値下げ交渉を断ることは、買主に対して失礼にあたるものではありません。買主にも交渉する権利があるように、売主にも断る権利があります。これは対等な取引の基本です。
実際に、不動産取引の現場では売主が交渉を断るケースは珍しくなく、全体の約4〜5割の取引で何らかの交渉が断られているとされています。
冷静に判断するために意識したいこと
交渉の場面では、以下のことを意識すると冷静さを保ちやすくなります。
- 判断を急がない:「今日中に返答を」と言われても、1〜2日の猶予を求めることは問題ありません
- 数字で考える:感情ではなく、査定額・周辺成約事例・残債などの数字をもとに判断する
- 不動産会社に相談する:一人で抱え込まず、担当者に率直に不安を伝えることが大切です
値下げ交渉は売却活動の一部であり、断ったからといって売れなくなるわけではありません。冷静に対処すれば、納得のいく価格での売却は十分に実現できます。
よくある質問
Q: 値下げ交渉を断ったら買主が離れてしまいませんか?
A: 本気で購入を検討している買主は、値下げが通らなくても条件次第で購入を決めるケースが多いです。実際に断った後でも約2割の買主が再交渉に戻るとされています。
万が一離れてしまった場合でも、新たな買主が現れるまでの期間は平均4〜6週間です。内覧数が安定していれば、焦る必要はありません。
Q: 不動産会社から値下げを勧められた場合も断って大丈夫ですか?
A: 不動産会社が値下げを勧める場合は、その根拠を確認してください。内覧件数の減少や競合物件の動向など、納得できる理由があれば検討の余地はあります。
しかし、明確な根拠がなく「とりあえず下げましょう」という提案であれば、断っても問題ありません。判断材料として直近3ヶ月の内覧数と問い合わせ数を出してもらうとよいでしょう。
Q: 売り出しから何ヶ月経ったら値下げを検討すべきですか?
A: 一般的には3ヶ月が一つの目安とされています。媒介契約の更新時期でもあり、売却戦略を見直すタイミングとして適切です。
ただし、内覧が月2件以上入っている場合は、価格よりも物件の見せ方や広告を改善するほうが効果的なこともあります。状況に応じて不動産会社と相談してください。

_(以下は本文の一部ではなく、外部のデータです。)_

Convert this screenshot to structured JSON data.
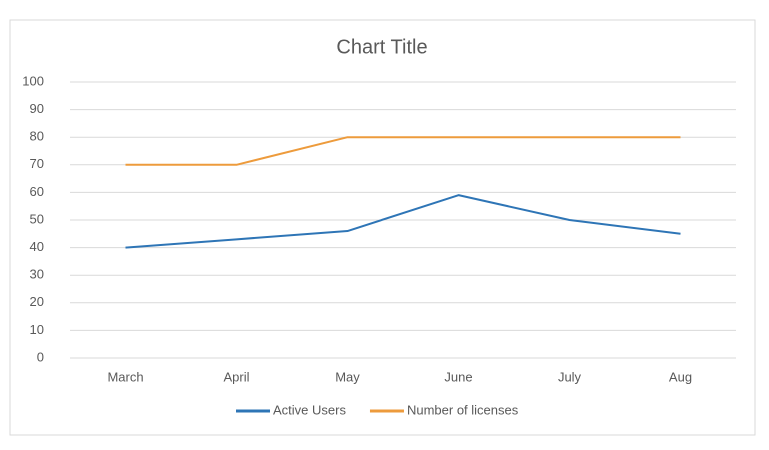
{
  "chart_data": {
    "type": "line",
    "title": "Chart Title",
    "categories": [
      "March",
      "April",
      "May",
      "June",
      "July",
      "Aug"
    ],
    "series": [
      {
        "name": "Active Users",
        "color": "#2e75b6",
        "values": [
          40,
          43,
          46,
          59,
          50,
          45
        ]
      },
      {
        "name": "Number of licenses",
        "color": "#ed9b3c",
        "values": [
          70,
          70,
          80,
          80,
          80,
          80
        ]
      }
    ],
    "ylim": [
      0,
      100
    ],
    "yticks": [
      0,
      10,
      20,
      30,
      40,
      50,
      60,
      70,
      80,
      90,
      100
    ],
    "grid": true,
    "legend": "bottom"
  }
}
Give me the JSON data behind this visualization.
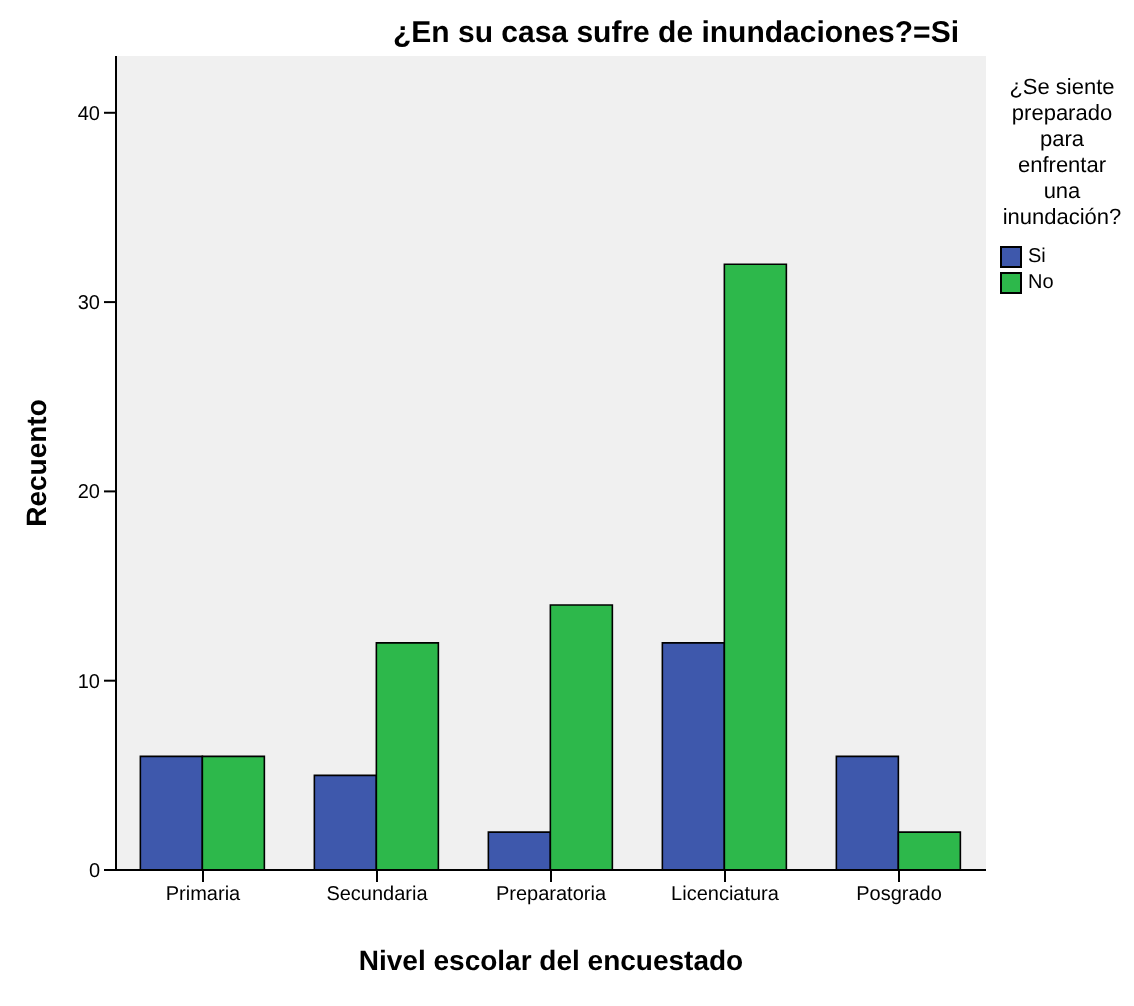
{
  "chart_data": {
    "type": "bar",
    "title": "¿En su casa sufre de inundaciones?=Si",
    "xlabel": "Nivel escolar del encuestado",
    "ylabel": "Recuento",
    "legend_title": "¿Se siente preparado para enfrentar una inundación?",
    "categories": [
      "Primaria",
      "Secundaria",
      "Preparatoria",
      "Licenciatura",
      "Posgrado"
    ],
    "series": [
      {
        "name": "Si",
        "color": "#3e58ac",
        "values": [
          6,
          5,
          2,
          12,
          6
        ]
      },
      {
        "name": "No",
        "color": "#2db84b",
        "values": [
          6,
          12,
          14,
          32,
          2
        ]
      }
    ],
    "ylim": [
      0,
      43
    ],
    "yticks": [
      0,
      10,
      20,
      30,
      40
    ],
    "grid": false,
    "legend": "right"
  }
}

Q: 値下げせずに早く売るためにできることはありますか?
A: 価格を下げなくても、売却を早める方法はいくつかあります。
物件写真のプロ撮影への変更、室内のハウスクリーニング、内覧時の印象改善(照明・換気・整理整頓)、掲載ポータルサイトの追加などが効果的です。これらの対策で内覧から成約への転換率が1.5〜2倍に向上した事例もあります。